Aggressive Oberstaatsanwältin
Im Prozess zeichnete sich die inzwischen zur Oberstaatsanwältin aufgestiegene Schreiber durch ein besonders aggressives Auftreten gegen Westenthaler aus, wie Medien berichteten. Doch so gut wie alle Zeugen, ein weiteres Gutachten von Alois Birklbauer, Strafrechtsprofessor an der Uni Linz, und die nachgewiesenen Zahlungsflüsse entlasteten Westenthaler klar vom Vorwurf des Betrugs. Eine persönliche Bereicherung stand in der Causa Bundesliga ohnehin nie zur Debatte. Am letzten Prozesstag legte Oberstaatsanwältin Schreiber noch einen "bühnenreifen" Auftritt hin, wie der - sonst nicht gerade Westenthaler-freundliche - Standard formulierte. Schreibers Verhalten wird hier als "wild gestikulierend", "lautstark" und sich "in Rage" reden beschrieben: Die Beweislast sei "erdückend", der Betrugstatbestand "erfüllt, wie es klassischer nicht sein könnte", Westenthaler betrachte "die Republik offensichtlich als Melkkuh", es sei klassisch für "einen Betrüger, dass er wortgewandt ist" und überhaupt sei für Westenthaler "die Prognose für künftiges Wohlverhalten düster". Doch Richter Wolfgang Etl sah das genau umgekehrt: Es gab einen glatten Freispruch, ohne Zweifel - auch im zweiten Verfahren gegen Westenthaler, wo es um eine Lotterien-Scheinrechnung ging. Bei der Causa Bundesliga sei die Fördermillion "den Vereinen tatsächlich zur Gänze zugekommen". Sie hätten folglich "ganz im Sinne des Förderzwecks" von dem Geld profitiert. Von Betrug könne keine Rede sein.
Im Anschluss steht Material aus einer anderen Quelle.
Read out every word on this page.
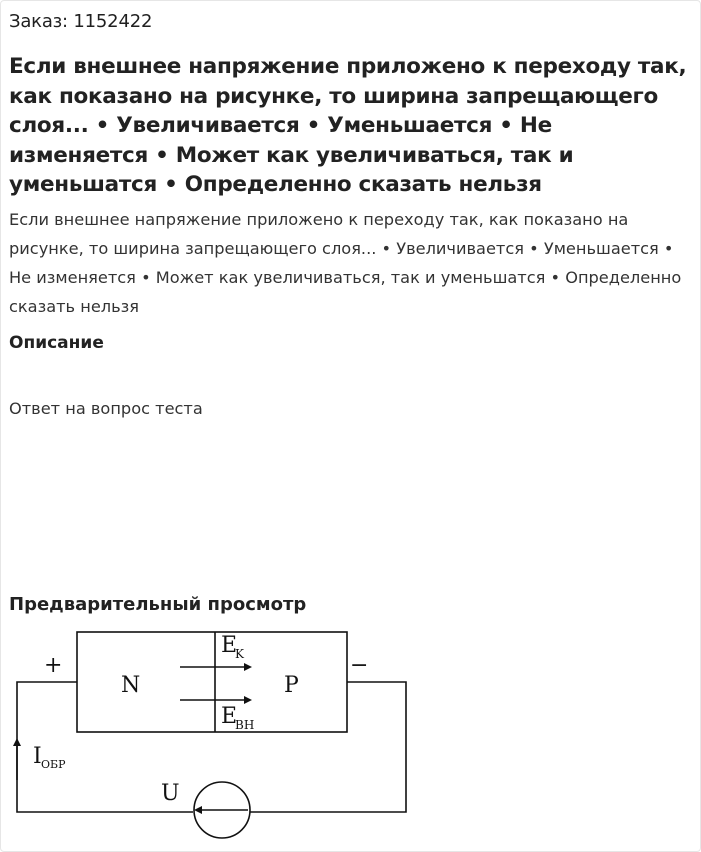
Заказ: 1152422
Если внешнее напряжение приложено к переходу так, как показано на рисунке, то ширина запрещающего слоя... • Увеличивается • Уменьшается • Не изменяется • Может как увеличиваться, так и уменьшатся • Определенно сказать нельзя
Если внешнее напряжение приложено к переходу так, как показано на рисунке, то ширина запрещающего слоя... • Увеличивается • Уменьшается • Не изменяется • Может как увеличиваться, так и уменьшатся • Определенно сказать нельзя
Описание
Ответ на вопрос теста
Предварительный просмотр
+	−
N	P
E
K
E
ВН
I ОБР
U
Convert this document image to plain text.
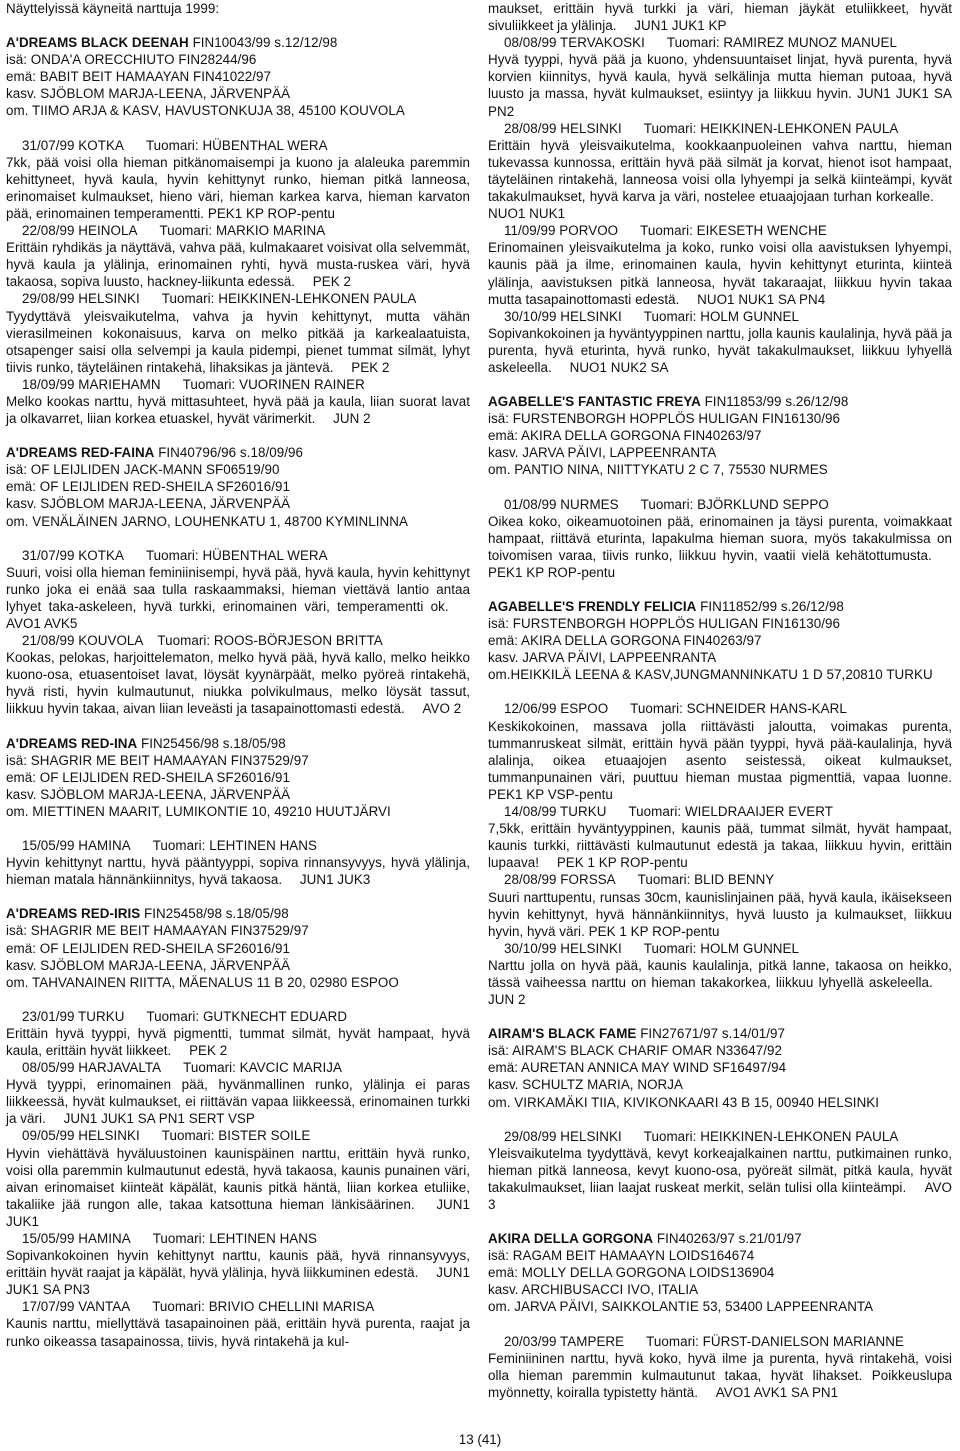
Näyttelyissä käyneitä narttuja 1999:

A'DREAMS BLACK DEENAH FIN10043/99 s.12/12/98

isä: ONDA'A ORECCHIUTO FIN28244/96

emä: BABIT BEIT HAMAAYAN FIN41022/97

kasv. SJÖBLOM MARJA-LEENA, JÄRVENPÄÄ

om. TIIMO ARJA & KASV, HAVUSTONKUJA 38, 45100 KOUVOLA

31/07/99 KOTKA Tuomari: HÜBENTHAL WERA

7kk, pää voisi olla hieman pitkänomaisempi ja kuono ja alaleuka paremmin kehittyneet, hyvä kaula, hyvin kehittynyt runko, hieman pitkä lanneosa, erinomaiset kulmaukset, hieno väri, hieman karkea karva, hieman karvaton pää, erinomainen temperamentti. PEK1 KP ROP-pentu

22/08/99 HEINOLA Tuomari: MARKIO MARINA

Erittäin ryhdikäs ja näyttävä, vahva pää, kulmakaaret voisivat olla selvemmät, hyvä kaula ja ylälinja, erinomainen ryhti, hyvä musta-ruskea väri, hyvä takaosa, sopiva luusto, hackney-liikunta edessä. PEK 2

29/08/99 HELSINKI Tuomari: HEIKKINEN-LEHKONEN PAULA

Tyydyttävä yleisvaikutelma, vahva ja hyvin kehittynyt, mutta vähän vierasilmeinen kokonaisuus, karva on melko pitkää ja karkealaatuista, otsapenger saisi olla selvempi ja kaula pidempi, pienet tummat silmät, lyhyt tiivis runko, täyteläinen rintakehä, lihaksikas ja jäntevä. PEK 2

18/09/99 MARIEHAMN Tuomari: VUORINEN RAINER

Melko kookas narttu, hyvä mittasuhteet, hyvä pää ja kaula, liian suorat lavat ja olkavarret, liian korkea etuaskel, hyvät värimerkit. JUN 2

A'DREAMS RED-FAINA FIN40796/96 s.18/09/96

isä: OF LEIJLIDEN JACK-MANN SF06519/90

emä: OF LEIJLIDEN RED-SHEILA SF26016/91

kasv. SJÖBLOM MARJA-LEENA, JÄRVENPÄÄ

om. VENÄLÄINEN JARNO, LOUHENKATU 1, 48700 KYMINLINNA

31/07/99 KOTKA Tuomari: HÜBENTHAL WERA

Suuri, voisi olla hieman feminiinisempi, hyvä pää, hyvä kaula, hyvin kehittynyt runko joka ei enää saa tulla raskaammaksi, hieman viettävä lantio antaa lyhyet taka-askeleen, hyvä turkki, erinomainen väri, temperamentti ok. AVO1 AVK5

21/08/99 KOUVOLA Tuomari: ROOS-BÖRJESON BRITTA

Kookas, pelokas, harjoittelematon, melko hyvä pää, hyvä kallo, melko heikko kuono-osa, etuasentoiset lavat, löysät kyynärpäät, melko pyöreä rintakehä, hyvä risti, hyvin kulmautunut, niukka polvikulmaus, melko löysät tassut, liikkuu hyvin takaa, aivan liian leveästi ja tasapainottomasti edestä. AVO 2

A'DREAMS RED-INA FIN25456/98 s.18/05/98

isä: SHAGRIR ME BEIT HAMAAYAN FIN37529/97

emä: OF LEIJLIDEN RED-SHEILA SF26016/91

kasv. SJÖBLOM MARJA-LEENA, JÄRVENPÄÄ

om. MIETTINEN MAARIT, LUMIKONTIE 10, 49210 HUUTJÄRVI

15/05/99 HAMINA Tuomari: LEHTINEN HANS

Hyvin kehittynyt narttu, hyvä pääntyyppi, sopiva rinnansyvyys, hyvä ylälinja, hieman matala hännänkiinnitys, hyvä takaosa. JUN1 JUK3

A'DREAMS RED-IRIS FIN25458/98 s.18/05/98

isä: SHAGRIR ME BEIT HAMAAYAN FIN37529/97

emä: OF LEIJLIDEN RED-SHEILA SF26016/91

kasv. SJÖBLOM MARJA-LEENA, JÄRVENPÄÄ

om. TAHVANAINEN RIITTA, MÄENALUS 11 B 20, 02980 ESPOO

23/01/99 TURKU Tuomari: GUTKNECHT EDUARD

Erittäin hyvä tyyppi, hyvä pigmentti, tummat silmät, hyvät hampaat, hyvä kaula, erittäin hyvät liikkeet. PEK 2

08/05/99 HARJAVALTA Tuomari: KAVCIC MARIJA

Hyvä tyyppi, erinomainen pää, hyvänmallinen runko, ylälinja ei paras liikkeessä, hyvät kulmaukset, ei riittävän vapaa liikkeessä, erinomainen turkki ja väri. JUN1 JUK1 SA PN1 SERT VSP

09/05/99 HELSINKI Tuomari: BISTER SOILE

Hyvin viehättävä hyväluustoinen kaunispäinen narttu, erittäin hyvä runko, voisi olla paremmin kulmautunut edestä, hyvä takaosa, kaunis punainen väri, aivan erinomaiset kiinteät käpälät, kaunis pitkä häntä, liian korkea etuliike, takaliike jää rungon alle, takaa katsottuna hieman länkisäärinen. JUN1 JUK1

15/05/99 HAMINA Tuomari: LEHTINEN HANS

Sopivankokoinen hyvin kehittynyt narttu, kaunis pää, hyvä rinnansyvyys, erittäin hyvät raajat ja käpälät, hyvä ylälinja, hyvä liikkuminen edestä. JUN1 JUK1 SA PN3

17/07/99 VANTAA Tuomari: BRIVIO CHELLINI MARISA

Kaunis narttu, miellyttävä tasapainoinen pää, erittäin hyvä purenta, raajat ja runko oikeassa tasapainossa, tiivis, hyvä rintakehä ja kul-

maukset, erittäin hyvä turkki ja väri, hieman jäykät etuliikkeet, hyvät sivuliikkeet ja ylälinja. JUN1 JUK1 KP

08/08/99 TERVAKOSKI Tuomari: RAMIREZ MUNOZ MANUEL

Hyvä tyyppi, hyvä pää ja kuono, yhdensuuntaiset linjat, hyvä purenta, hyvä korvien kiinnitys, hyvä kaula, hyvä selkälinja mutta hieman putoaa, hyvä luusto ja massa, hyvät kulmaukset, esiintyy ja liikkuu hyvin. JUN1 JUK1 SA PN2

28/08/99 HELSINKI Tuomari: HEIKKINEN-LEHKONEN PAULA

Erittäin hyvä yleisvaikutelma, kookkaanpuoleinen vahva narttu, hieman tukevassa kunnossa, erittäin hyvä pää silmät ja korvat, hienot isot hampaat, täyteläinen rintakehä, lanneosa voisi olla lyhyempi ja selkä kiinteämpi, kyvät takakulmaukset, hyvä karva ja väri, nostelee etuaajojaan turhan korkealle. NUO1 NUK1

11/09/99 PORVOO Tuomari: EIKESETH WENCHE

Erinomainen yleisvaikutelma ja koko, runko voisi olla aavistuksen lyhyempi, kaunis pää ja ilme, erinomainen kaula, hyvin kehittynyt eturinta, kiinteä ylälinja, aavistuksen pitkä lanneosa, hyvät takaraajat, liikkuu hyvin takaa mutta tasapainottomasti edestä. NUO1 NUK1 SA PN4

30/10/99 HELSINKI Tuomari: HOLM GUNNEL

Sopivankokoinen ja hyväntyyppinen narttu, jolla kaunis kaulalinja, hyvä pää ja purenta, hyvä eturinta, hyvä runko, hyvät takakulmaukset, liikkuu lyhyellä askeleella. NUO1 NUK2 SA

AGABELLE'S FANTASTIC FREYA FIN11853/99 s.26/12/98

isä: FURSTENBORGH HOPPLÖS HULIGAN FIN16130/96

emä: AKIRA DELLA GORGONA FIN40263/97

kasv. JARVA PÄIVI, LAPPEENRANTA

om. PANTIO NINA, NIITTYKATU 2 C 7, 75530 NURMES

01/08/99 NURMES Tuomari: BJÖRKLUND SEPPO

Oikea koko, oikeamuotoinen pää, erinomainen ja täysi purenta, voimakkaat hampaat, riittävä eturinta, lapakulma hieman suora, myös takakulmissa on toivomisen varaa, tiivis runko, liikkuu hyvin, vaatii vielä kehätottumusta. PEK1 KP ROP-pentu

AGABELLE'S FRENDLY FELICIA FIN11852/99 s.26/12/98

isä: FURSTENBORGH HOPPLÖS HULIGAN FIN16130/96

emä: AKIRA DELLA GORGONA FIN40263/97

kasv. JARVA PÄIVI, LAPPEENRANTA

om.HEIKKILÄ LEENA & KASV,JUNGMANNINKATU 1 D 57,20810 TURKU

12/06/99 ESPOO Tuomari: SCHNEIDER HANS-KARL

Keskikokoinen, massava jolla riittävästi jaloutta, voimakas purenta, tummanruskeat silmät, erittäin hyvä pään tyyppi, hyvä pää-kaulalinja, hyvä alalinja, oikea etuaajojen asento seistessä, oikeat kulmaukset, tummanpunainen väri, puuttuu hieman mustaa pigmenttiä, vapaa luonne. PEK1 KP VSP-pentu

14/08/99 TURKU Tuomari: WIELDRAAIJER EVERT

7,5kk, erittäin hyväntyyppinen, kaunis pää, tummat silmät, hyvät hampaat, kaunis turkki, riittävästi kulmautunut edestä ja takaa, liikkuu hyvin, erittäin lupaava! PEK 1 KP ROP-pentu

28/08/99 FORSSA Tuomari: BLID BENNY

Suuri narttupentu, runsas 30cm, kaunislinjainen pää, hyvä kaula, ikäisekseen hyvin kehittynyt, hyvä hännänkiinnitys, hyvä luusto ja kulmaukset, liikkuu hyvin, hyvä väri. PEK 1 KP ROP-pentu

30/10/99 HELSINKI Tuomari: HOLM GUNNEL

Narttu jolla on hyvä pää, kaunis kaulalinja, pitkä lanne, takaosa on heikko, tässä vaiheessa narttu on hieman takakorkea, liikkuu lyhyellä askeleella. JUN 2

AIRAM'S BLACK FAME FIN27671/97 s.14/01/97

isä: AIRAM'S BLACK CHARIF OMAR N33647/92

emä: AURETAN ANNICA MAY WIND SF16497/94

kasv. SCHULTZ MARIA, NORJA

om. VIRKAMÄKI TIIA, KIVIKONKAARI 43 B 15, 00940 HELSINKI

29/08/99 HELSINKI Tuomari: HEIKKINEN-LEHKONEN PAULA

Yleisvaikutelma tyydyttävä, kevyt korkeajalkainen narttu, putkimainen runko, hieman pitkä lanneosa, kevyt kuono-osa, pyöreät silmät, pitkä kaula, hyvät takakulmaukset, liian laajat ruskeat merkit, selän tulisi olla kiinteämpi. AVO 3

AKIRA DELLA GORGONA FIN40263/97 s.21/01/97

isä: RAGAM BEIT HAMAAYN LOIDS164674

emä: MOLLY DELLA GORGONA LOIDS136904

kasv. ARCHIBUSACCI IVO, ITALIA

om. JARVA PÄIVI, SAIKKOLANTIE 53, 53400 LAPPEENRANTA

20/03/99 TAMPERE Tuomari: FÜRST-DANIELSON MARIANNE

Feminiininen narttu, hyvä koko, hyvä ilme ja purenta, hyvä rintakehä, voisi olla hieman paremmin kulmautunut takaa, hyvät lihakset. Poikkeuslupa myönnetty, koiralla typistetty häntä. AVO1 AVK1 SA PN1

13 (41)
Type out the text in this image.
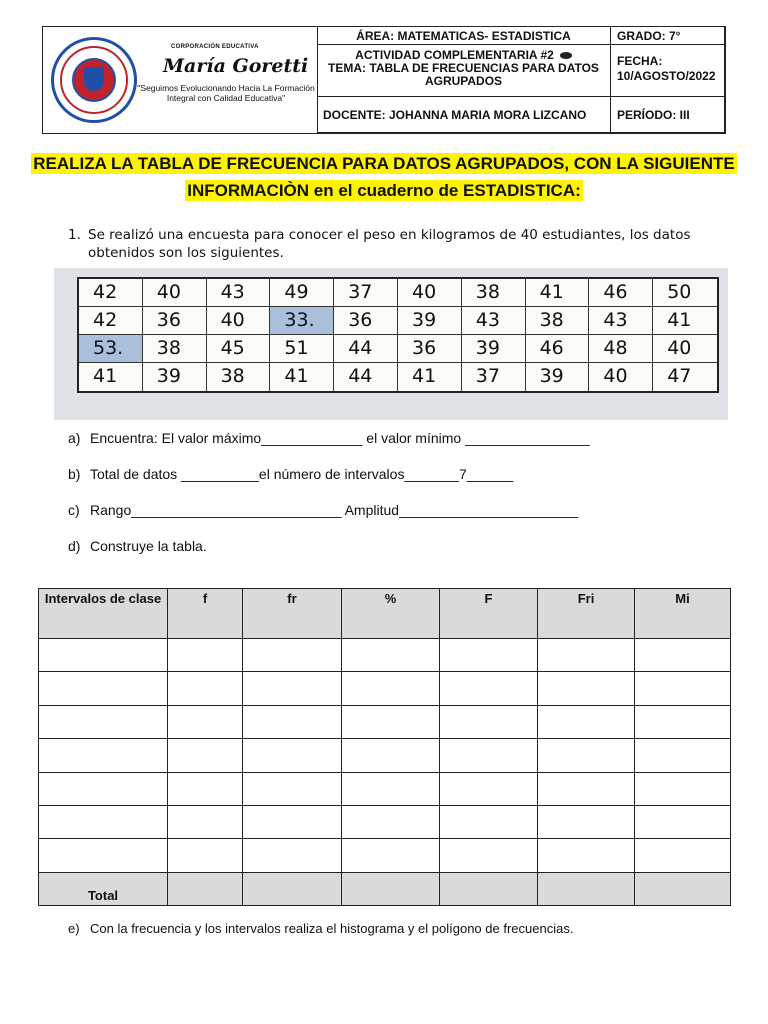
CORPORACIÓN EDUCATIVA
María Goretti
"Seguimos Evolucionando Hacia La Formación Integral con Calidad Educativa"
ÁREA: MATEMATICAS- ESTADISTICA	GRADO: 7°
ACTIVIDAD COMPLEMENTARIA #2
TEMA: TABLA DE FRECUENCIAS PARA DATOS AGRUPADOS
FECHA:
10/AGOSTO/2022
DOCENTE: JOHANNA MARIA MORA LIZCANO	PERÍODO: III
REALIZA LA TABLA DE FRECUENCIA PARA DATOS AGRUPADOS, CON LA SIGUIENTE
INFORMACIÒN en el cuaderno de ESTADISTICA:
1. Se realizó una encuesta para conocer el peso en kilogramos de 40 estudiantes, los datos obtenidos son los siguientes.
42	40	43	49	37	40	38	41	46	50
42	36	40	33.	36	39	43	38	43	41
53.	38	45	51	44	36	39	46	48	40
41	39	38	41	44	41	37	39	40	47
a) Encuentra: El valor máximo_____________ el valor mínimo ________________
b) Total de datos __________el número de intervalos_______7______
c) Rango___________________________ Amplitud_______________________
d) Construye la tabla.
Intervalos de clase	f	fr	%	F	Fri	Mi

Total						
e) Con la frecuencia y los intervalos realiza el histograma y el polígono de frecuencias.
Anklägerin Schreiber legte Nichtigkeitsbeschwerde ein und der Oberste Gerichtshof hob das Urteil aus formellen Gründen auf, wegen nicht ausreichender Begründung. Hier spielte Werner Pleischl eine gewichtige Rolle, der vom Oberstaatsanwalt zum Leiter der Generalprokuratur und damit zum "Rechtswahrer" in Vertretung des Staates aufgestiegen war.
Zweiter Prozess ohne Entlastungszeugen
Bei Westenthaler kam es ab Herbst 2016 zum Wiederholungsprozess mit der "alten" Oberstaatsanwältin Barbara Schreiber und der neuen Richterin Marion Hohenecker. Sie leitet derzeit auch den Prozess rund um die Buwog-Affäre und Karl-Heinz Grasser und fiel in der Vergangenheit unter anderem durch eine E-Mail-Affäre auf (siehe unten). "Oberstaatsanwältin Schreiber agierte auf einmal ganz ruhig und es gab ein augenfälliges Zusammenspiel mit der Richterin", beschreibt Westenthaler die Harmonie zwischen den beiden. Das Verfahren verlief komplett entgegengesetzt zum ersten: Alle von Westenthaler & Co. beantragten Entlastungszeugen, die beim ersten Prozess aussagten, wurden von der Richterin abgelehnt und sie verkürzte das Verfahren. Obwohl sich von der Beweislage überhaupt nichts gegenüber dem ersten Prozess geändert hatte und beide betroffenen Parteien - der ÖFB und der Staat Österreich - mit Westenthalers Vorgangsweise in Bezug auf die Förderung voll zufrieden waren, wurde er am 13. Jänner 2017 verurteilt. Und zwar mit einer Strafe für Schwerverbrechen: zweieinhalb Jahren Haft, davon einen Teil davon unbedingt, ohne die Chance auf Fußfesseln. Für Richerin Hohenecker war der Tatbestand des Betrugs "mit eindeutiger Sicherheit" erfüllt. Zur drakonischen Höhe der Strafe erklärte sie, dass das "dolose (= arglistige, Anm.) Verhalten eines ehemaligen Spitzenkandidaten kein Kavaliersdelikt" sei und aus general- und spezialpräventiven Gründen "nicht ungesühnt bleiben" dürfe.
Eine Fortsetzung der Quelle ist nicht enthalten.